Один взгляд на меня, и ее глаза расширяются, а щеки заливаются краской. Она отворачивается.

— Ха-ха-ха! — смеется Брэндон, показывая на мои боксеры. Я сам смотрю вниз, чтобы убедиться, что мои собственные особенно дерзкие части тела никак себя не выдают. — Киара видела твои трусы! Киара видела твои трусы! — напевает он.

За пару секунд она исчезает внизу. Я смотрю на Брэндона, слегка прищуриваясь.

— Тебе когда-нибудь говорили, что ты маленькое надоедливое дерьмишко?

Брэндон ахает и прикрывает рукой рот.

— Ты сказал плохое слово.

Я мысленно закатываю глаза. Мне и правда пора начать ругаться на испанском при этом малóм, так, чтобы он не понимал моих слов. Или мне просто нужно победить этого мальчугана в его же игре.

— Вот и нет. Я сказал, что ты маленькая надоедливая мартышка.

— Нет! Ты сказал дерьмишко.

Я ахаю и прикрываю рукой рот, показывая на него пальцем, словно двухлетний.

— Ты сказал плохое слово.

— Ты первый его сказал, — спорит он. — Я только повторил.

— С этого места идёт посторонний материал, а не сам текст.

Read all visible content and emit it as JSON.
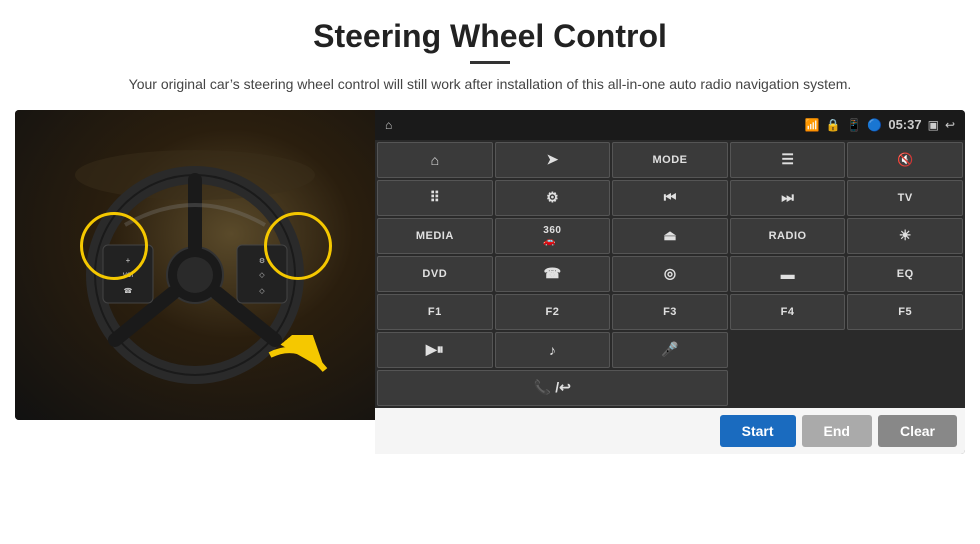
{
  "page": {
    "title": "Steering Wheel Control",
    "subtitle": "Your original car’s steering wheel control will still work after installation of this all-in-one auto radio navigation system.",
    "divider": true
  },
  "status_bar": {
    "time": "05:37",
    "icons": [
      "wifi",
      "lock",
      "sim",
      "bluetooth",
      "screen",
      "back"
    ]
  },
  "buttons": [
    {
      "id": "btn-home",
      "icon": "⌂",
      "label": "",
      "row": 1,
      "col": 1
    },
    {
      "id": "btn-nav",
      "icon": "➤",
      "label": "",
      "row": 1,
      "col": 2
    },
    {
      "id": "btn-mode",
      "icon": "",
      "label": "MODE",
      "row": 1,
      "col": 3
    },
    {
      "id": "btn-list",
      "icon": "☰",
      "label": "",
      "row": 1,
      "col": 4
    },
    {
      "id": "btn-mute",
      "icon": "🔇",
      "label": "",
      "row": 1,
      "col": 5
    },
    {
      "id": "btn-apps",
      "icon": "⋯",
      "label": "",
      "row": 1,
      "col": 6
    },
    {
      "id": "btn-settings",
      "icon": "⚙",
      "label": "",
      "row": 2,
      "col": 1
    },
    {
      "id": "btn-prev",
      "icon": "⏮",
      "label": "",
      "row": 2,
      "col": 2
    },
    {
      "id": "btn-next",
      "icon": "⏭",
      "label": "",
      "row": 2,
      "col": 3
    },
    {
      "id": "btn-tv",
      "icon": "",
      "label": "TV",
      "row": 2,
      "col": 4
    },
    {
      "id": "btn-media",
      "icon": "",
      "label": "MEDIA",
      "row": 2,
      "col": 5
    },
    {
      "id": "btn-360",
      "icon": "360",
      "label": "",
      "row": 3,
      "col": 1
    },
    {
      "id": "btn-eject",
      "icon": "⏏",
      "label": "",
      "row": 3,
      "col": 2
    },
    {
      "id": "btn-radio",
      "icon": "",
      "label": "RADIO",
      "row": 3,
      "col": 3
    },
    {
      "id": "btn-bright",
      "icon": "☀",
      "label": "",
      "row": 3,
      "col": 4
    },
    {
      "id": "btn-dvd",
      "icon": "",
      "label": "DVD",
      "row": 3,
      "col": 5
    },
    {
      "id": "btn-phone",
      "icon": "☎",
      "label": "",
      "row": 4,
      "col": 1
    },
    {
      "id": "btn-globe",
      "icon": "◎",
      "label": "",
      "row": 4,
      "col": 2
    },
    {
      "id": "btn-screen",
      "icon": "▬",
      "label": "",
      "row": 4,
      "col": 3
    },
    {
      "id": "btn-eq",
      "icon": "",
      "label": "EQ",
      "row": 4,
      "col": 4
    },
    {
      "id": "btn-f1",
      "icon": "",
      "label": "F1",
      "row": 4,
      "col": 5
    },
    {
      "id": "btn-f2",
      "icon": "",
      "label": "F2",
      "row": 5,
      "col": 1
    },
    {
      "id": "btn-f3",
      "icon": "",
      "label": "F3",
      "row": 5,
      "col": 2
    },
    {
      "id": "btn-f4",
      "icon": "",
      "label": "F4",
      "row": 5,
      "col": 3
    },
    {
      "id": "btn-f5",
      "icon": "",
      "label": "F5",
      "row": 5,
      "col": 4
    },
    {
      "id": "btn-playpause",
      "icon": "▶⏸",
      "label": "",
      "row": 5,
      "col": 5
    },
    {
      "id": "btn-music",
      "icon": "♪",
      "label": "",
      "row": 6,
      "col": 1
    },
    {
      "id": "btn-mic",
      "icon": "🎤",
      "label": "",
      "row": 6,
      "col": 2
    },
    {
      "id": "btn-handfree",
      "icon": "📞",
      "label": "",
      "row": 6,
      "col": 3
    }
  ],
  "action_bar": {
    "start_label": "Start",
    "end_label": "End",
    "clear_label": "Clear"
  }
}
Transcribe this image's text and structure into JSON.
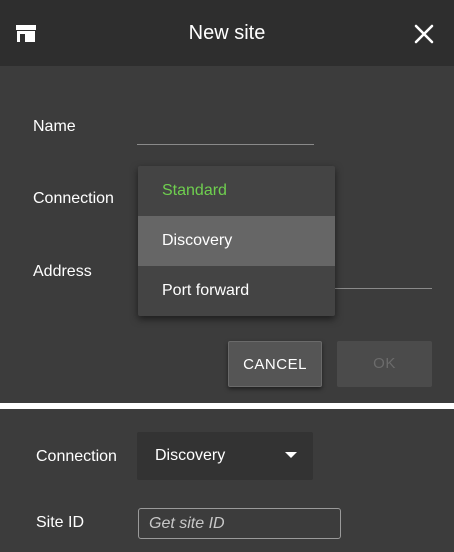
{
  "dialog": {
    "title": "New site",
    "name_label": "Name",
    "connection_label": "Connection",
    "address_label": "Address",
    "connection_options": [
      {
        "label": "Standard",
        "state": "selected"
      },
      {
        "label": "Discovery",
        "state": "hovered"
      },
      {
        "label": "Port forward",
        "state": "normal"
      }
    ],
    "cancel_label": "CANCEL",
    "ok_label": "OK"
  },
  "detail": {
    "connection_label": "Connection",
    "connection_value": "Discovery",
    "site_id_label": "Site ID",
    "site_id_placeholder": "Get site ID"
  },
  "colors": {
    "selected_option": "#6fcf4f",
    "panel_bg": "#3c3c3c",
    "titlebar_bg": "#2e2e2e"
  },
  "icons": {
    "title_left": "store-icon",
    "title_right": "close-icon",
    "dropdown": "caret-down-icon"
  }
}
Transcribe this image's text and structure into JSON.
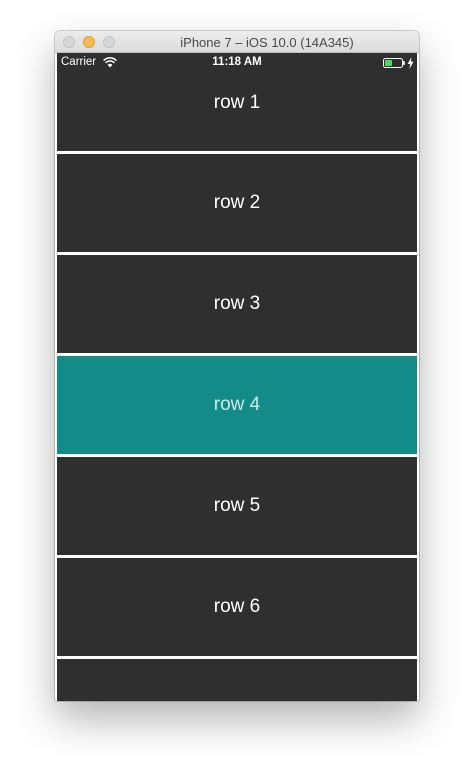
{
  "window": {
    "title": "iPhone 7 – iOS 10.0 (14A345)"
  },
  "status_bar": {
    "carrier": "Carrier",
    "time": "11:18 AM",
    "icons": [
      "wifi-icon",
      "battery-icon",
      "charging-bolt-icon"
    ]
  },
  "rows": [
    {
      "label": "row 1",
      "selected": false
    },
    {
      "label": "row 2",
      "selected": false
    },
    {
      "label": "row 3",
      "selected": false
    },
    {
      "label": "row 4",
      "selected": true
    },
    {
      "label": "row 5",
      "selected": false
    },
    {
      "label": "row 6",
      "selected": false
    },
    {
      "label": "",
      "selected": false
    }
  ],
  "colors": {
    "row_background": "#2f2f2f",
    "selected_row_background": "#138b88",
    "separator": "#ffffff",
    "minimize_button": "#f5bd4f"
  }
}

— Я сказал мартышка. Ты сказал что-то, что рифмуется с этим. Я все расскажу твоим родителям. — Я открываю рот так, словно вот-вот наябедничаю. Я не собираюсь этого делать, но маленький diablo[47] об этом не знает.

— Нет! Пожалуйста, не говори никому.

— Хорошо. Я тебя не выдам. На этот раз. Теперь мы сообщники.

Он хмурит свои маленькие бровки.

— Я не знаю, что это значит.

— Это значит, что мы не выдаем друг друга взрослым.

— Но что, если ты сделаешь что-нибудь нехорошее?

— Тогда ты молчок.

— А если я сделаю что-нибудь нехорошее?

— Тогда я молчок.

Он на минутку задумывается.

— Значит, если ты увидишь, как я беру печенье из ящика?..

— Не скажу ни слова.

— А если мне не хочется чистить зубы?

Я пожимаю плечами:

— Ты можешь идти в школу с плохим запахом изо рта и дырками в зубах, мне дела нет.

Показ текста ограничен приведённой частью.